Victor Kathémo est un auteur français originaire du Congo. Un écrivain engagé, qui prend la plume pour dénoncer des injustices. Ce roman paru en 2014 est une fresque sociale, qui pointe du doigt les vices d’un système violent. Sous une forme originale, son narrateur, Jérôme Jauréguy, s’adresse au lecteur, qui se transforme en juge. Lui seul sera capable de rendre son verdict : est-il vraiment coupable de ce crime odieux dont il est accusé par les autorités ? Au-delà du développement de son protagoniste, Kathémo inclut des anecdotes et histoires venues du monde entier, d’où le titre : L’air du monde…

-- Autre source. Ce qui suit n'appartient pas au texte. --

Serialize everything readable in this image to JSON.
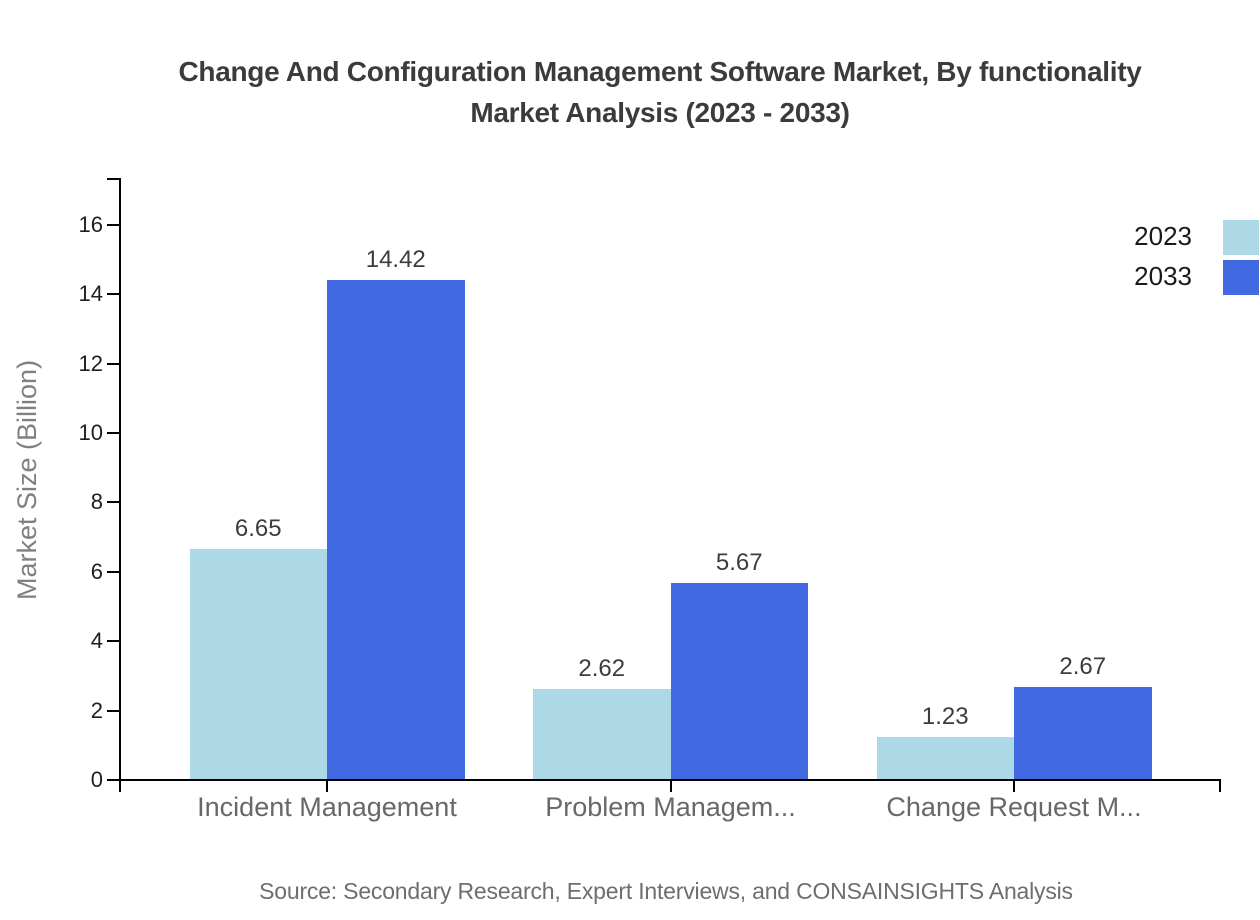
{
  "title": {
    "line1": "Change And Configuration Management Software Market, By functionality",
    "line2": "Market Analysis (2023 - 2033)"
  },
  "source": "Source: Secondary Research, Expert Interviews, and CONSAINSIGHTS Analysis",
  "colors": {
    "series_2023": "#ADD8E6",
    "series_2033": "#4169E1",
    "axis": "#000000",
    "title_text": "#3b3b3b",
    "category_text": "#686868",
    "source_text": "#6e6e6e"
  },
  "chart_data": {
    "type": "bar",
    "title": "Change And Configuration Management Software Market, By functionality Market Analysis (2023 - 2033)",
    "categories": [
      "Incident Management",
      "Problem Managem...",
      "Change Request M..."
    ],
    "series": [
      {
        "name": "2023",
        "color": "#ADD8E6",
        "values": [
          6.65,
          2.62,
          1.23
        ]
      },
      {
        "name": "2033",
        "color": "#4169E1",
        "values": [
          14.42,
          5.67,
          2.67
        ]
      }
    ],
    "value_labels": [
      [
        "6.65",
        "2.62",
        "1.23"
      ],
      [
        "14.42",
        "5.67",
        "2.67"
      ]
    ],
    "xlabel": "",
    "ylabel": "Market Size (Billion)",
    "yticks": [
      0,
      2,
      4,
      6,
      8,
      10,
      12,
      14,
      16
    ],
    "ylim": [
      0,
      17.3
    ],
    "grid": false,
    "legend_position": "top-right",
    "legend": [
      "2023",
      "2033"
    ]
  }
}
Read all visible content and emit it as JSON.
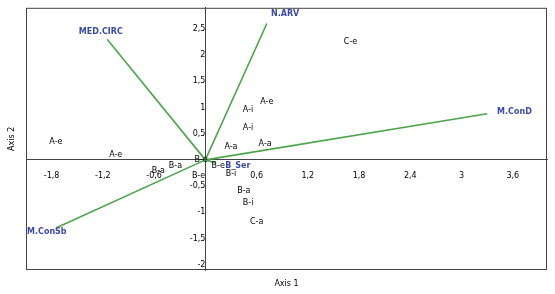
{
  "chart_data": {
    "type": "scatter",
    "x_label": "Axis 1",
    "y_label": "Axis 2",
    "xlim": [
      -2.1,
      4.0
    ],
    "ylim": [
      -2.1,
      2.9
    ],
    "xticks": [
      {
        "value": -1.8,
        "label": "-1,8"
      },
      {
        "value": -1.2,
        "label": "-1,2"
      },
      {
        "value": -0.6,
        "label": "-0,6"
      },
      {
        "value": 0.6,
        "label": "0,6"
      },
      {
        "value": 1.2,
        "label": "1,2"
      },
      {
        "value": 1.8,
        "label": "1,8"
      },
      {
        "value": 2.4,
        "label": "2,4"
      },
      3,
      {
        "value": 3.6,
        "label": "3,6"
      }
    ],
    "yticks": [
      -2,
      {
        "value": -1.5,
        "label": "-1,5"
      },
      -1,
      {
        "value": -0.5,
        "label": "-0,5"
      },
      {
        "value": 0.5,
        "label": "0,5"
      },
      1,
      {
        "value": 1.5,
        "label": "1,5"
      },
      2,
      {
        "value": 2.5,
        "label": "2,5"
      }
    ],
    "grid": false,
    "series": [
      {
        "type": "scatter",
        "marker": "text",
        "color": "#000000",
        "x": [
          -1.75,
          -1.05,
          1.7,
          0.72,
          0.5,
          0.5,
          0.7,
          0.3,
          -0.05,
          -0.35,
          -0.55,
          0.15,
          -0.08,
          0.3,
          0.45,
          0.5,
          0.6
        ],
        "values": [
          0.35,
          0.1,
          2.25,
          1.1,
          0.95,
          0.6,
          0.3,
          0.25,
          0.0,
          -0.12,
          -0.22,
          -0.12,
          -0.3,
          -0.27,
          -0.6,
          -0.82,
          -1.18
        ],
        "labels": [
          "A-e",
          "A-e",
          "C-e",
          "A-e",
          "A-i",
          "A-i",
          "A-a",
          "A-a",
          "B-e",
          "B-a",
          "B-a",
          "B-e",
          "B-e",
          "B-i",
          "B-a",
          "B-i",
          "C-a"
        ]
      },
      {
        "type": "vector",
        "color": "#4aa64a",
        "origin": [
          0,
          0
        ],
        "x": [
          -1.15,
          0.72,
          3.3,
          -1.75,
          0.12
        ],
        "values": [
          2.3,
          2.6,
          0.88,
          -1.3,
          -0.06
        ],
        "labels": [
          "MED.CIRC",
          "N.ARV",
          "M.ConD",
          "M.ConSb",
          "B_Ser"
        ]
      }
    ]
  }
}
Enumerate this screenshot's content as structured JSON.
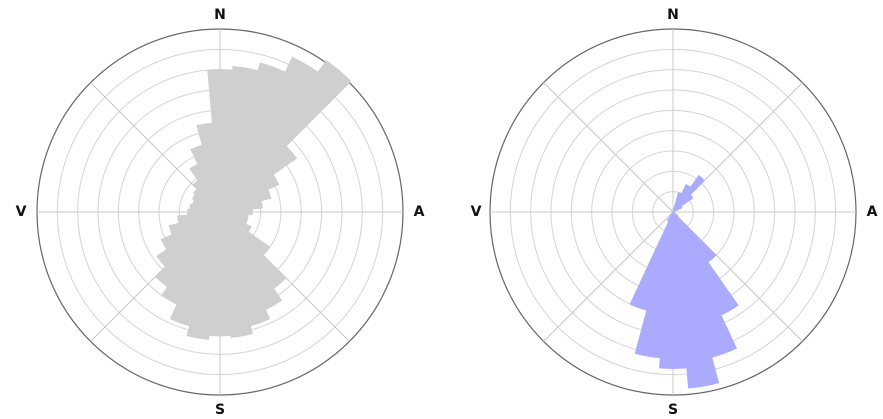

Dès les premières pages, le ton est lancé. Avec un style minutieux, comme une robe entièrement cousue à la main, délicatement ornementée de pierres précieuses, Victor Kathémo dévoile ses talents de conteur en peu de temps. Le lecteur est comme embarqué dans une valse. Voilà qui tranche avec un style moderne, parfois épuré et sans saveur. Sans doute soucieux de bien écrire, afin de mieux transcrire les situations et émotions, l’auteur développe son « héros » de l’ordinaire, Jérôme Jauréguy. 46 ans, divorcé, ce personnage était autrefois marié. Aujourd’hui, il se voit contraint d’habiter dans un appartement, qui donne sur une école. Un foyer vétuste et mal entretenu, où il développe un mal-être profond.
Un air de Dostoïevski à l’internationale
Nourri par des références artistiques classiques comme Rousseau, Corneille ou encore Monet, le personnage se souvient de situations absurdes et grotesques, qui témoignent de l’égoïsme humain. Par exemple, le narrateur raconte directement à son lecteur la triste destinée d’un enfant, recueilli par une famille riche au Mexique. Don Carlos et Emmanuelle recueillent le fils de Munoz, qui est alors très pauvre. Le pauvre petit au fond de la piscine, il est retrouvé mort. À la page 58, on peut lire une phrase puissante : « L’homme naît avec un visage divin, un visage qui se creuse au cours des années par l’imprégnation d’un venin diabolique. »
Dans un autre registre, il narre l’histoire de l’aubergiste breton, présentant le quotidien pénible d’un berger acharné. Ce personnage têtu est resté sur son île, malgré la tempête. En réponse, ses bêtes se sont rebellées contre lui. L’homme aurait survécu, même s’il a perdu ses jambes. Le narrateur s’interroge alors au sujet de la corrélation entre le soleil et la dépression – mais aussi la sensibilité des animaux et l’importance de les traiter correctement.
La maladie de l’âme chez l’être humain
Parfois, le texte s’oriente exclusivement sur son protagoniste, pendant quelques chapitres. Petit à petit, Jérôme tombe dans la dépression et la maladie. En résulte un style et un registre plus familiers, qui correspondent bien à son désespoir. Dans ses souffrances, il se remémore des épisodes dramatiques, alors qu’il fait appel aux services d’une prostituée. C’est là qu’il se souvient de ce policier, Jean-Marie Mazou.
Autrefois raciste et abusif, il est tombé sous le charme d’une fille de joie immigrée, Dorcas. Les deux individus se sont mariés, malgré les rumeurs. Pourtant, le quotidien d’un policier chargé de gérer des clandestins en quête d’une vie meilleure est parfois traumatisant. Afin de ne pas révéler l’entièreté de l’intrigue, nous ne révèlerons pas ici l’issue de cette histoire particulièrement touchante, comme toutes les autres anecdotes de Jérôme.
Les enfants comme ultime espoir
Seul, souffrant et nostalgique, Jérôme s’échappe par la pensée. Dans son existence qui paraît sans but, il s’échappe par la fenêtre de son nouveau foyer. Dans la cour de l’école, il laisse des cadeaux aux gamins, sans jamais se révéler. Leurs rires, leurs sourires lui donnent du baume au cœur. Parfois, il les prend en photo, simplement parce qu’ils représentent ce fils dont il n’a pas pu s’occuper. En opérant ce transfert, il s’attire ainsi les foudres de la police, qui l’accuse de pédophilie. Pourtant, le lecteur qui suit le parcours de Jérôme comprend l’étendue de cette affaire. Ce juge a l’impression de le connaître par cœur, mais est-ce vraiment le cas ?
Finalement, Kathémo signe ici un roman puissant, percutant et choquant. Sans pour autant chercher à provoquer simplement sans raison, l’auteur cherche à réunir tout l’air du monde, au sein d’un récit multiple, où le lecteur ne s’ennuie pas une seconde.